Monday, April 29, 2013

Does Bandwidth Once Again "Want to be Free?"


What is the key implication of Google Fiber selling 1-Gbps symmetrical access for $70 a month? Granted, such offers pose destabilizing and disruptive challenges to any ISPs competing in the markets where Google Fiber exists, or could exist. At the very least, Google Fiber will push other major ISPs to speed up the volume and tempo of their bandwidth upgrades.

But Google Fiber raises, in a new way, an older argument about the impact of Internet technology in a broad sense.

About a decade ago, Bill Gates irritated executives in the communications ecosystem by arguing that “bandwidth wants to be free? ” Others at the time quipped about whether “computing wants to be free?” Others might argue that data wants to be free. And some have been arguing that content wants to be free.

To be sure, Gates meant that bandwidth would not be a constraint to creating new services and apps, as computing cycles and storage had ceased to be a fundamental problem in the software business.

Nor, as it turns out, is it true that computing or information or content always “wants to be free.” But it still is worth considering “what would my business look like?” if communications, bandwidth, computing, storage or information were so available and low cost that those ceased to be constraints to a revenue model.

Such assumptions have immediate consequences for suppliers of those goods, of course. If communications, computing, storage or information wind up being so low in cost that they no longer constrain what can be done, what changes?
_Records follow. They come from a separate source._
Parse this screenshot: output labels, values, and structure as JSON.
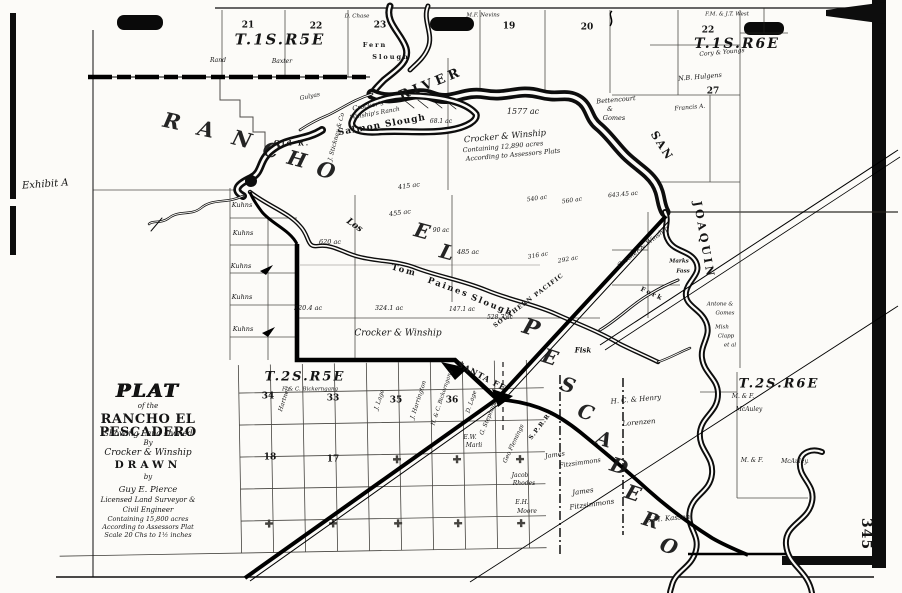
{
  "document": {
    "exhibit_label": "Exhibit A",
    "page_number": "345"
  },
  "title_block": {
    "lines": [
      "PLAT",
      "of the",
      "RANCHO EL PESCADERO",
      "Showing Land Owned",
      "By",
      "Crocker & Winship",
      "DRAWN",
      "by",
      "Guy E. Pierce",
      "Licensed Land Surveyor &",
      "Civil Engineer",
      "Containing 15,800 acres",
      "According to Assessors Plat",
      "Scale 20 Chs to 1½ inches"
    ]
  },
  "map": {
    "township_labels": [
      {
        "t": "T.1S.R5E",
        "x": 280,
        "y": 40,
        "r": 0,
        "s": 15
      },
      {
        "t": "T.1S.R6E",
        "x": 737,
        "y": 44,
        "r": 0,
        "s": 14
      },
      {
        "t": "T.2S.R5E",
        "x": 305,
        "y": 377,
        "r": 0,
        "s": 13
      },
      {
        "t": "T.2S.R6E",
        "x": 779,
        "y": 384,
        "r": 0,
        "s": 13
      }
    ],
    "section_numbers": [
      {
        "t": "21",
        "x": 248,
        "y": 26,
        "r": 0,
        "s": 9
      },
      {
        "t": "22",
        "x": 316,
        "y": 27,
        "r": 0,
        "s": 9
      },
      {
        "t": "23",
        "x": 380,
        "y": 26,
        "r": 0,
        "s": 9
      },
      {
        "t": "19",
        "x": 509,
        "y": 27,
        "r": 0,
        "s": 9
      },
      {
        "t": "20",
        "x": 587,
        "y": 28,
        "r": 0,
        "s": 9
      },
      {
        "t": "22",
        "x": 708,
        "y": 31,
        "r": 0,
        "s": 9
      },
      {
        "t": "27",
        "x": 713,
        "y": 92,
        "r": 0,
        "s": 9
      },
      {
        "t": "34",
        "x": 268,
        "y": 397,
        "r": 0,
        "s": 9
      },
      {
        "t": "33",
        "x": 333,
        "y": 399,
        "r": 0,
        "s": 9
      },
      {
        "t": "35",
        "x": 396,
        "y": 401,
        "r": 0,
        "s": 9
      },
      {
        "t": "36",
        "x": 452,
        "y": 401,
        "r": 0,
        "s": 9
      },
      {
        "t": "18",
        "x": 270,
        "y": 458,
        "r": 0,
        "s": 9
      },
      {
        "t": "17",
        "x": 333,
        "y": 460,
        "r": 0,
        "s": 9
      }
    ],
    "rancho_name_letters": [
      {
        "t": "R",
        "x": 172,
        "y": 121,
        "r": 12,
        "s": 21
      },
      {
        "t": "A",
        "x": 206,
        "y": 129,
        "r": 12,
        "s": 21
      },
      {
        "t": "N",
        "x": 242,
        "y": 139,
        "r": 15,
        "s": 21
      },
      {
        "t": "C",
        "x": 271,
        "y": 150,
        "r": 15,
        "s": 20
      },
      {
        "t": "H",
        "x": 297,
        "y": 159,
        "r": 15,
        "s": 20
      },
      {
        "t": "O",
        "x": 326,
        "y": 170,
        "r": 15,
        "s": 21
      },
      {
        "t": "E",
        "x": 422,
        "y": 231,
        "r": 15,
        "s": 20
      },
      {
        "t": "L",
        "x": 447,
        "y": 252,
        "r": 15,
        "s": 20
      },
      {
        "t": "P",
        "x": 531,
        "y": 328,
        "r": 18,
        "s": 22
      },
      {
        "t": "E",
        "x": 550,
        "y": 357,
        "r": 18,
        "s": 20
      },
      {
        "t": "S",
        "x": 568,
        "y": 385,
        "r": 18,
        "s": 20
      },
      {
        "t": "C",
        "x": 586,
        "y": 412,
        "r": 18,
        "s": 20
      },
      {
        "t": "A",
        "x": 604,
        "y": 439,
        "r": 18,
        "s": 20
      },
      {
        "t": "D",
        "x": 619,
        "y": 466,
        "r": 18,
        "s": 20
      },
      {
        "t": "E",
        "x": 633,
        "y": 493,
        "r": 18,
        "s": 20
      },
      {
        "t": "R",
        "x": 651,
        "y": 520,
        "r": 18,
        "s": 20
      },
      {
        "t": "O",
        "x": 669,
        "y": 546,
        "r": 18,
        "s": 20
      }
    ],
    "water_labels": [
      {
        "t": "RIVER",
        "x": 431,
        "y": 84,
        "r": -22,
        "s": 13,
        "ls": 4
      },
      {
        "t": "SAN",
        "x": 662,
        "y": 146,
        "r": 58,
        "s": 11,
        "ls": 2
      },
      {
        "t": "JOAQUIN",
        "x": 704,
        "y": 240,
        "r": 80,
        "s": 11,
        "ls": 3
      },
      {
        "t": "Salmon Slough",
        "x": 382,
        "y": 126,
        "r": -10,
        "s": 9,
        "ls": 1
      },
      {
        "t": "Tom",
        "x": 404,
        "y": 271,
        "r": 15,
        "s": 8.5
      },
      {
        "t": "Paines",
        "x": 448,
        "y": 288,
        "r": 20,
        "s": 8.5
      },
      {
        "t": "Slough",
        "x": 492,
        "y": 306,
        "r": 22,
        "s": 8.5
      },
      {
        "t": "Old R.",
        "x": 292,
        "y": 143,
        "r": 0,
        "s": 7
      },
      {
        "t": "Fern",
        "x": 375,
        "y": 45,
        "r": 0,
        "s": 6.5
      },
      {
        "t": "Slough",
        "x": 391,
        "y": 57,
        "r": 0,
        "s": 6.5
      },
      {
        "t": "Fork",
        "x": 652,
        "y": 294,
        "r": 25,
        "s": 6.5
      }
    ],
    "place_labels": [
      {
        "t": "Los",
        "x": 354,
        "y": 226,
        "r": 35,
        "s": 9
      },
      {
        "t": "Fisk",
        "x": 583,
        "y": 350,
        "r": 0,
        "s": 7
      },
      {
        "t": "Marks",
        "x": 679,
        "y": 262,
        "r": 0,
        "s": 5.5
      },
      {
        "t": "Fass",
        "x": 683,
        "y": 272,
        "r": 0,
        "s": 5.5
      }
    ],
    "railroad_labels": [
      {
        "t": "SOUTHERN PACIFIC",
        "x": 529,
        "y": 301,
        "r": -37,
        "s": 6,
        "ls": 1
      },
      {
        "t": "S.P.R.R.",
        "x": 541,
        "y": 426,
        "r": -52,
        "s": 6
      },
      {
        "t": "SANTA FE",
        "x": 482,
        "y": 376,
        "r": 28,
        "s": 8,
        "ls": 1
      }
    ],
    "owner_labels": [
      {
        "t": "Crocker & Winship",
        "x": 505,
        "y": 137,
        "r": -5,
        "s": 8.5
      },
      {
        "t": "Containing 12,890 acres",
        "x": 503,
        "y": 147,
        "r": -5,
        "s": 6.5
      },
      {
        "t": "According to Assessors Plats",
        "x": 513,
        "y": 155,
        "r": -5,
        "s": 6.5
      },
      {
        "t": "Crocker's",
        "x": 368,
        "y": 106,
        "r": -10,
        "s": 6.5
      },
      {
        "t": "Winship's Ranch",
        "x": 375,
        "y": 114,
        "r": -10,
        "s": 6
      },
      {
        "t": "Crocker & Winship",
        "x": 398,
        "y": 334,
        "r": 0,
        "s": 9
      },
      {
        "t": "Crocker & Winship",
        "x": 643,
        "y": 247,
        "r": -38,
        "s": 6.5
      },
      {
        "t": "Bettencourt",
        "x": 616,
        "y": 100,
        "r": -5,
        "s": 6.5
      },
      {
        "t": "&",
        "x": 610,
        "y": 109,
        "r": 0,
        "s": 6.5
      },
      {
        "t": "Gomes",
        "x": 614,
        "y": 118,
        "r": 0,
        "s": 6.5
      },
      {
        "t": "Rand",
        "x": 218,
        "y": 61,
        "r": 0,
        "s": 6
      },
      {
        "t": "Baxter",
        "x": 282,
        "y": 62,
        "r": 0,
        "s": 6
      },
      {
        "t": "D. Chase",
        "x": 357,
        "y": 17,
        "r": 0,
        "s": 5.5
      },
      {
        "t": "M.F. Nevins",
        "x": 483,
        "y": 16,
        "r": 0,
        "s": 5.5
      },
      {
        "t": "F.M. & J.T. West",
        "x": 727,
        "y": 15,
        "r": 0,
        "s": 5.5
      },
      {
        "t": "Cory & Youngs",
        "x": 722,
        "y": 53,
        "r": -5,
        "s": 6
      },
      {
        "t": "N.B. Hulgens",
        "x": 700,
        "y": 77,
        "r": -5,
        "s": 6.5
      },
      {
        "t": "Francis A.",
        "x": 690,
        "y": 108,
        "r": -5,
        "s": 6
      },
      {
        "t": "Gulyas",
        "x": 310,
        "y": 97,
        "r": -12,
        "s": 6
      },
      {
        "t": "J. Stickney & Co",
        "x": 337,
        "y": 137,
        "r": -75,
        "s": 6
      },
      {
        "t": "Kuhns",
        "x": 242,
        "y": 205,
        "r": 0,
        "s": 6.5
      },
      {
        "t": "Kuhns",
        "x": 243,
        "y": 233,
        "r": 0,
        "s": 6.5
      },
      {
        "t": "Kuhns",
        "x": 241,
        "y": 266,
        "r": 0,
        "s": 6.5
      },
      {
        "t": "Kuhns",
        "x": 242,
        "y": 297,
        "r": 0,
        "s": 6.5
      },
      {
        "t": "Kuhns",
        "x": 243,
        "y": 329,
        "r": 0,
        "s": 6.5
      },
      {
        "t": "F. & C. Bickerngang",
        "x": 310,
        "y": 390,
        "r": 0,
        "s": 5.5
      },
      {
        "t": "Hartnett",
        "x": 285,
        "y": 399,
        "r": -72,
        "s": 6
      },
      {
        "t": "J. Lage",
        "x": 380,
        "y": 400,
        "r": -72,
        "s": 6
      },
      {
        "t": "J. Harrington",
        "x": 419,
        "y": 400,
        "r": -72,
        "s": 6
      },
      {
        "t": "H. & C. Bickerngang",
        "x": 443,
        "y": 398,
        "r": -72,
        "s": 5.5
      },
      {
        "t": "D. Lage",
        "x": 472,
        "y": 402,
        "r": -72,
        "s": 6
      },
      {
        "t": "G. Stephens",
        "x": 489,
        "y": 418,
        "r": -68,
        "s": 6
      },
      {
        "t": "Geo Flemings",
        "x": 514,
        "y": 444,
        "r": -65,
        "s": 6
      },
      {
        "t": "James",
        "x": 555,
        "y": 455,
        "r": -8,
        "s": 6.5
      },
      {
        "t": "Fitzsimmons",
        "x": 580,
        "y": 463,
        "r": -8,
        "s": 6.5
      },
      {
        "t": "James",
        "x": 583,
        "y": 492,
        "r": -8,
        "s": 7
      },
      {
        "t": "Fitzsimmons",
        "x": 592,
        "y": 505,
        "r": -8,
        "s": 7
      },
      {
        "t": "Jacob",
        "x": 520,
        "y": 476,
        "r": 0,
        "s": 6
      },
      {
        "t": "Rhodes",
        "x": 524,
        "y": 484,
        "r": 0,
        "s": 6
      },
      {
        "t": "E.H.",
        "x": 522,
        "y": 503,
        "r": 0,
        "s": 6
      },
      {
        "t": "Moore",
        "x": 527,
        "y": 512,
        "r": 0,
        "s": 6
      },
      {
        "t": "E.W.",
        "x": 470,
        "y": 438,
        "r": 0,
        "s": 6
      },
      {
        "t": "Marli",
        "x": 474,
        "y": 446,
        "r": 0,
        "s": 6
      },
      {
        "t": "G.M. Kasson",
        "x": 668,
        "y": 519,
        "r": -5,
        "s": 7
      },
      {
        "t": "H. C. & Henry",
        "x": 636,
        "y": 400,
        "r": -5,
        "s": 7
      },
      {
        "t": "Lorenzen",
        "x": 639,
        "y": 423,
        "r": -5,
        "s": 7
      },
      {
        "t": "M. & F.",
        "x": 743,
        "y": 397,
        "r": 0,
        "s": 6
      },
      {
        "t": "McAuley",
        "x": 749,
        "y": 410,
        "r": 0,
        "s": 6
      },
      {
        "t": "M. & F.",
        "x": 752,
        "y": 461,
        "r": 0,
        "s": 6
      },
      {
        "t": "McAuley.",
        "x": 795,
        "y": 462,
        "r": 0,
        "s": 6
      },
      {
        "t": "Antone &",
        "x": 720,
        "y": 305,
        "r": 0,
        "s": 5.5
      },
      {
        "t": "Gomes",
        "x": 725,
        "y": 314,
        "r": 0,
        "s": 5.5
      },
      {
        "t": "Mish",
        "x": 722,
        "y": 328,
        "r": 0,
        "s": 5.5
      },
      {
        "t": "Clapp",
        "x": 726,
        "y": 337,
        "r": 0,
        "s": 5.5
      },
      {
        "t": "et al",
        "x": 730,
        "y": 346,
        "r": 0,
        "s": 5.5
      }
    ],
    "acreage_labels": [
      {
        "t": "1577 ac",
        "x": 523,
        "y": 112,
        "r": 0,
        "s": 8
      },
      {
        "t": "68.1 ac",
        "x": 441,
        "y": 122,
        "r": 0,
        "s": 6
      },
      {
        "t": "415 ac",
        "x": 409,
        "y": 186,
        "r": -8,
        "s": 6.5
      },
      {
        "t": "455 ac",
        "x": 400,
        "y": 213,
        "r": -8,
        "s": 6.5
      },
      {
        "t": "90 ac",
        "x": 441,
        "y": 231,
        "r": 0,
        "s": 6
      },
      {
        "t": "485 ac",
        "x": 468,
        "y": 252,
        "r": 0,
        "s": 6.5
      },
      {
        "t": "620 ac",
        "x": 330,
        "y": 242,
        "r": 0,
        "s": 6.5
      },
      {
        "t": "320.4 ac",
        "x": 308,
        "y": 308,
        "r": 0,
        "s": 6.5
      },
      {
        "t": "324.1 ac",
        "x": 389,
        "y": 308,
        "r": 0,
        "s": 6.5
      },
      {
        "t": "147.1 ac",
        "x": 462,
        "y": 310,
        "r": 0,
        "s": 6
      },
      {
        "t": "528.7 ac",
        "x": 500,
        "y": 318,
        "r": 0,
        "s": 6
      },
      {
        "t": "316 ac",
        "x": 538,
        "y": 256,
        "r": -10,
        "s": 6
      },
      {
        "t": "292 ac",
        "x": 568,
        "y": 260,
        "r": -10,
        "s": 6
      },
      {
        "t": "540 ac",
        "x": 537,
        "y": 199,
        "r": -8,
        "s": 6
      },
      {
        "t": "560 ac",
        "x": 572,
        "y": 201,
        "r": -8,
        "s": 6
      },
      {
        "t": "643.45 ac",
        "x": 623,
        "y": 195,
        "r": -5,
        "s": 6
      }
    ]
  }
}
Google, Netflix, Amazon, Apple, Facebook, Square and many other examples illustrate what is possible when computing, communications, devices, transactions and information suddenly cease to be barriers.

But Gates was substantially correct. How many these days would argue against the notion that most public Wi-Fi access is substantially free?

“You can’t use today’s technology constraints to predict tomorrow’s developments,” says Amadeus Consulting CTO John Basso. That fundamental insight, based in large part on Moore’s Law, might once again be more important than often is believed.

You could argue whole businesses now are built on the assumption that technology (especially hardware) constraints disappear over time. All cloud-based apps are built on such assumptions.

In 2004, Gates argued that “10 years out, in terms of actual hardware costs you can almost think of hardware as being free — I’m not saying it will be absolutely free — but in terms of the power of the servers, the power of the network will not be a limiting factor,” Gates has argued.

You might argue that is a position Gates adopted recently. Others would argue that has been foundational in his thinking since Micro-soft was a tiny company based in Albuquerque, New Mexico in 1975.

Young Bill Gates reportedly asked himself what his business would look like if hardware were free, an astounding assumption at the time. In inflation-adjusted terms, an Apple II computer of 1977 would have cost $5,174, for example.

Though there are lots of entrepreneurs advocating or working on new ways to make bandwidth available to end users, both in consumer and business settings, Google Fiber arguably has the potential to radically remake expectations in the Internet access space, in part because of its high profile and assets. It sometimes might take a very well-heeled entity (such as Apple) to change or disrupt an industry, and Google is such a firm.

In the same way that Gates has argued that hardware will not be a limiting factor for what can be done with computing, you might argue that Google Fiber once again raises the same question for communications. Granted, $70 a month is not free. But $70 for a symmetrical gigabit access service, in a decade, might be the equivalent of “so affordable that access no longer is a constraint.”

That is what Google wants, and that is what Google Fiber seems to be encouraging, in a serious new way.